Mixing Silver and Copper cables -- Good or bad??


I have heard from a highly respected retailer that mixing silver interconnects with copper speaker cables is bad -- that you can actually hear the problems at the interface where it switches from silver to copper or vice versa. (what about the copper and/or silver wiring in the amplifier, wouldn't that have an effect as well?) he said one should use all copper or all silver throughtout the system. Is this right? Or is there a balalnce to be had? If a silver IC is noticably superior to a copper one, would that advantage be worth more than the problem casued by the silver IC to copper speaker cable interface in the system?

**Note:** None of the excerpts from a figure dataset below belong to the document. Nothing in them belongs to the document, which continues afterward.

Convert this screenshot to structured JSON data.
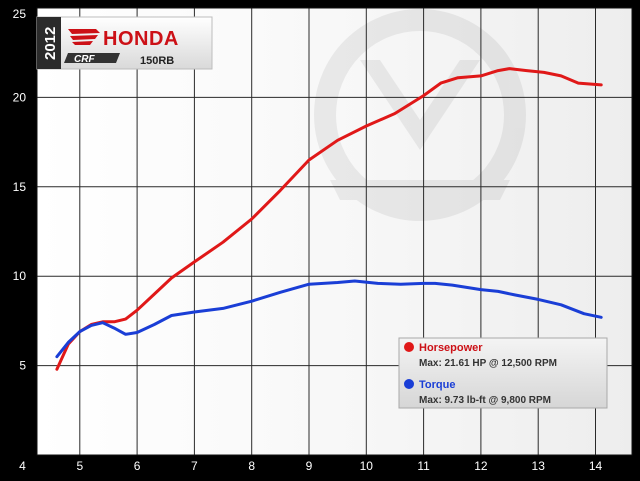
{
  "brand": {
    "year": "2012",
    "make": "HONDA",
    "model_script": "CRF",
    "model_number": "150RB",
    "accent_red": "#cc1016"
  },
  "legend": {
    "hp_title": "Horsepower",
    "hp_detail": "Max: 21.61 HP @ 12,500 RPM",
    "tq_title": "Torque",
    "tq_detail": "Max: 9.73 lb-ft @ 9,800 RPM",
    "placement": "bottom-right"
  },
  "chart_data": {
    "type": "line",
    "title": "",
    "xlabel": "",
    "ylabel": "",
    "xlim": [
      4,
      14.5
    ],
    "ylim": [
      0,
      25
    ],
    "xticks": [
      4,
      5,
      6,
      7,
      8,
      9,
      10,
      11,
      12,
      13,
      14
    ],
    "yticks": [
      5,
      10,
      15,
      20,
      25
    ],
    "grid": true,
    "series": [
      {
        "name": "Horsepower",
        "color": "#e01818",
        "points": [
          [
            4.6,
            4.8
          ],
          [
            4.8,
            6.2
          ],
          [
            5.0,
            6.9
          ],
          [
            5.2,
            7.3
          ],
          [
            5.4,
            7.45
          ],
          [
            5.6,
            7.45
          ],
          [
            5.8,
            7.6
          ],
          [
            6.0,
            8.1
          ],
          [
            6.3,
            9.0
          ],
          [
            6.6,
            9.9
          ],
          [
            7.0,
            10.8
          ],
          [
            7.5,
            11.9
          ],
          [
            8.0,
            13.2
          ],
          [
            8.5,
            14.8
          ],
          [
            9.0,
            16.5
          ],
          [
            9.5,
            17.6
          ],
          [
            10.0,
            18.4
          ],
          [
            10.5,
            19.1
          ],
          [
            11.0,
            20.1
          ],
          [
            11.3,
            20.8
          ],
          [
            11.6,
            21.1
          ],
          [
            12.0,
            21.2
          ],
          [
            12.3,
            21.5
          ],
          [
            12.5,
            21.61
          ],
          [
            12.8,
            21.5
          ],
          [
            13.1,
            21.4
          ],
          [
            13.4,
            21.2
          ],
          [
            13.7,
            20.8
          ],
          [
            14.1,
            20.7
          ]
        ]
      },
      {
        "name": "Torque",
        "color": "#1a3ed6",
        "points": [
          [
            4.6,
            5.5
          ],
          [
            4.8,
            6.3
          ],
          [
            5.0,
            6.9
          ],
          [
            5.2,
            7.25
          ],
          [
            5.4,
            7.4
          ],
          [
            5.6,
            7.1
          ],
          [
            5.8,
            6.75
          ],
          [
            6.0,
            6.85
          ],
          [
            6.3,
            7.3
          ],
          [
            6.6,
            7.8
          ],
          [
            7.0,
            8.0
          ],
          [
            7.5,
            8.2
          ],
          [
            8.0,
            8.6
          ],
          [
            8.5,
            9.1
          ],
          [
            9.0,
            9.55
          ],
          [
            9.5,
            9.65
          ],
          [
            9.8,
            9.73
          ],
          [
            10.2,
            9.6
          ],
          [
            10.6,
            9.55
          ],
          [
            11.0,
            9.6
          ],
          [
            11.2,
            9.6
          ],
          [
            11.5,
            9.5
          ],
          [
            12.0,
            9.25
          ],
          [
            12.3,
            9.15
          ],
          [
            12.6,
            8.95
          ],
          [
            13.0,
            8.7
          ],
          [
            13.4,
            8.4
          ],
          [
            13.8,
            7.9
          ],
          [
            14.1,
            7.7
          ]
        ]
      }
    ]
  }
}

Finally, if you are bi-wiring or bi-amping a set of speakers, I have heard it could make sense to run silver on the top, and heavier copper on the bottom. Is this correct? Or, as the retailer would suggest, that mixing silver wires with copper wires is the overwhelming no-no?

What has been people's experience mixing silver IC's with copper speaker cables (or vice versa!)? What about silver on the high and copper on the low in bi-wire or bi-amp set-ups? What does theory, practice and experimentation tell us about this?
lotusm50
As noted, this is a highly nebulous area in which only experimentation can typically provide answers. There are no hard & fast rules, although there are perceived generalizations which *do apply a large amount of the time. Trial & error is normally the best approach.
Mixing silver and copper can be a match made in heaven. Realize alot of the cables on the market have a copper conductor with silver on top of the copper.

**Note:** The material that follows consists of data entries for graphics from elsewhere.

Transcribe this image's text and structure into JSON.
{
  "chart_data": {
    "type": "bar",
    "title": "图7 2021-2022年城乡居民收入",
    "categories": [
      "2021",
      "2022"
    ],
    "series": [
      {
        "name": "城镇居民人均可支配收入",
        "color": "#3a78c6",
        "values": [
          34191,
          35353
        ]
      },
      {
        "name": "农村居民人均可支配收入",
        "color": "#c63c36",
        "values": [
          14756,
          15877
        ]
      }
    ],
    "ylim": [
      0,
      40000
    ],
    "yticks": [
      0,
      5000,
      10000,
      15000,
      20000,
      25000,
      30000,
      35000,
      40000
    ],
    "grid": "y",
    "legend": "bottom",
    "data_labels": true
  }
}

You can even mix different brands such as using Nordost Vahalla on top and Audio Magic Illusion on the bottom or vice a versa. And in this situation do you not only have different brands but totally different conductors.

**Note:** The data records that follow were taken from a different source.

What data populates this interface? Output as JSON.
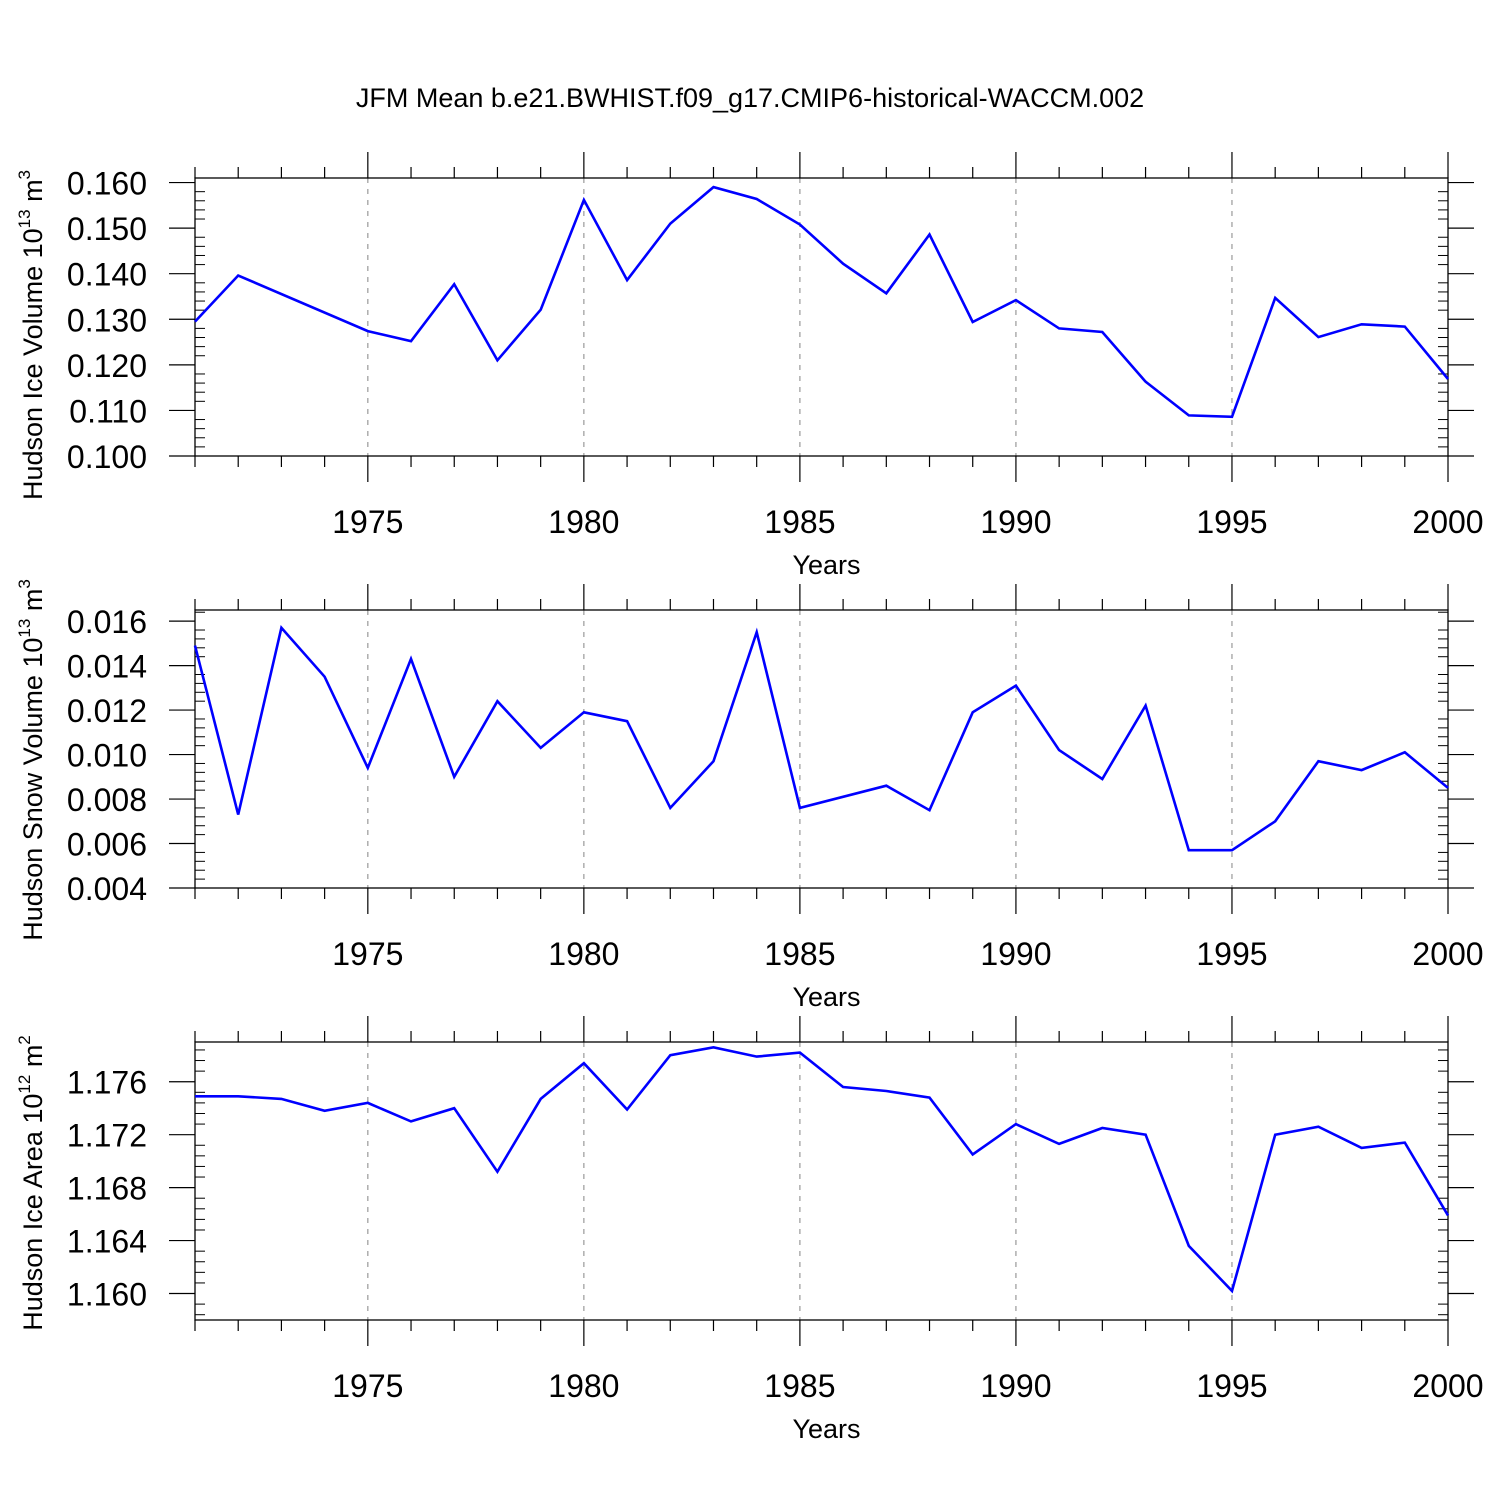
{
  "title": "JFM Mean b.e21.BWHIST.f09_g17.CMIP6-historical-WACCM.002",
  "colors": {
    "series": "#0000ff",
    "axis": "#000000",
    "grid": "#999999",
    "background": "#ffffff"
  },
  "chart_data": [
    {
      "type": "line",
      "ylabel": "Hudson Ice Volume 10",
      "ylabel_sup": "13",
      "ylabel_unit": " m",
      "ylabel_unit_sup": "3",
      "xlabel": "Years",
      "xlim": [
        1971,
        2000
      ],
      "ylim": [
        0.1,
        0.161
      ],
      "yticks": [
        0.1,
        0.11,
        0.12,
        0.13,
        0.14,
        0.15,
        0.16
      ],
      "ytick_labels": [
        "0.100",
        "0.110",
        "0.120",
        "0.130",
        "0.140",
        "0.150",
        "0.160"
      ],
      "xticks": [
        1975,
        1980,
        1985,
        1990,
        1995,
        2000
      ],
      "xtick_labels": [
        "1975",
        "1980",
        "1985",
        "1990",
        "1995",
        "2000"
      ],
      "grid": "vertical dashed at major x ticks",
      "x": [
        1971,
        1972,
        1975,
        1976,
        1977,
        1978,
        1979,
        1980,
        1981,
        1982,
        1983,
        1984,
        1985,
        1986,
        1987,
        1988,
        1989,
        1990,
        1991,
        1992,
        1993,
        1994,
        1995,
        1996,
        1997,
        1998,
        1999,
        2000
      ],
      "values": [
        0.1295,
        0.1396,
        0.1274,
        0.1252,
        0.1377,
        0.121,
        0.1321,
        0.1562,
        0.1386,
        0.151,
        0.159,
        0.1564,
        0.1508,
        0.1422,
        0.1357,
        0.1486,
        0.1294,
        0.1342,
        0.128,
        0.1272,
        0.1163,
        0.1089,
        0.1086,
        0.1347,
        0.1261,
        0.1289,
        0.1284,
        0.1169
      ]
    },
    {
      "type": "line",
      "ylabel": "Hudson Snow Volume 10",
      "ylabel_sup": "13",
      "ylabel_unit": " m",
      "ylabel_unit_sup": "3",
      "xlabel": "Years",
      "xlim": [
        1971,
        2000
      ],
      "ylim": [
        0.004,
        0.0165
      ],
      "yticks": [
        0.004,
        0.006,
        0.008,
        0.01,
        0.012,
        0.014,
        0.016
      ],
      "ytick_labels": [
        "0.004",
        "0.006",
        "0.008",
        "0.010",
        "0.012",
        "0.014",
        "0.016"
      ],
      "xticks": [
        1975,
        1980,
        1985,
        1990,
        1995,
        2000
      ],
      "xtick_labels": [
        "1975",
        "1980",
        "1985",
        "1990",
        "1995",
        "2000"
      ],
      "grid": "vertical dashed at major x ticks",
      "x": [
        1971,
        1972,
        1973,
        1974,
        1975,
        1976,
        1977,
        1978,
        1979,
        1980,
        1981,
        1982,
        1983,
        1984,
        1985,
        1987,
        1988,
        1989,
        1990,
        1991,
        1992,
        1993,
        1994,
        1995,
        1996,
        1997,
        1998,
        1999,
        2000
      ],
      "values": [
        0.0149,
        0.0073,
        0.0157,
        0.0135,
        0.0094,
        0.0143,
        0.009,
        0.0124,
        0.0103,
        0.0119,
        0.0115,
        0.0076,
        0.0097,
        0.0155,
        0.0076,
        0.0086,
        0.0075,
        0.0119,
        0.0131,
        0.0102,
        0.0089,
        0.0122,
        0.0057,
        0.0057,
        0.007,
        0.0097,
        0.0093,
        0.0101,
        0.0085
      ]
    },
    {
      "type": "line",
      "ylabel": "Hudson Ice Area 10",
      "ylabel_sup": "12",
      "ylabel_unit": " m",
      "ylabel_unit_sup": "2",
      "xlabel": "Years",
      "xlim": [
        1971,
        2000
      ],
      "ylim": [
        1.158,
        1.179
      ],
      "yticks": [
        1.16,
        1.164,
        1.168,
        1.172,
        1.176
      ],
      "ytick_labels": [
        "1.160",
        "1.164",
        "1.168",
        "1.172",
        "1.176"
      ],
      "xticks": [
        1975,
        1980,
        1985,
        1990,
        1995,
        2000
      ],
      "xtick_labels": [
        "1975",
        "1980",
        "1985",
        "1990",
        "1995",
        "2000"
      ],
      "grid": "vertical dashed at major x ticks",
      "x": [
        1971,
        1972,
        1973,
        1974,
        1975,
        1976,
        1977,
        1978,
        1979,
        1980,
        1981,
        1982,
        1983,
        1984,
        1985,
        1986,
        1987,
        1988,
        1989,
        1990,
        1991,
        1992,
        1993,
        1994,
        1995,
        1996,
        1997,
        1998,
        1999,
        2000
      ],
      "values": [
        1.1749,
        1.1749,
        1.1747,
        1.1738,
        1.1744,
        1.173,
        1.174,
        1.1692,
        1.1747,
        1.1774,
        1.1739,
        1.178,
        1.1786,
        1.1779,
        1.1782,
        1.1756,
        1.1753,
        1.1748,
        1.1705,
        1.1728,
        1.1713,
        1.1725,
        1.172,
        1.1636,
        1.1602,
        1.172,
        1.1726,
        1.171,
        1.1714,
        1.1659
      ]
    }
  ]
}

I happen to like the silver better on top and the copper on the bottom in most circumstances but not all.
Some of the best cables available use several different types of preciouse metals and alloys to compliment different areas of the frequency spectrum with very good results.You have to experiment and decide what sounds good to you and works best with your components.
So many factors such as what dialetric or what the true resitance is etc make the difference.This claim would make me skeptical as to his other "claims".It's just BS so he has something to say.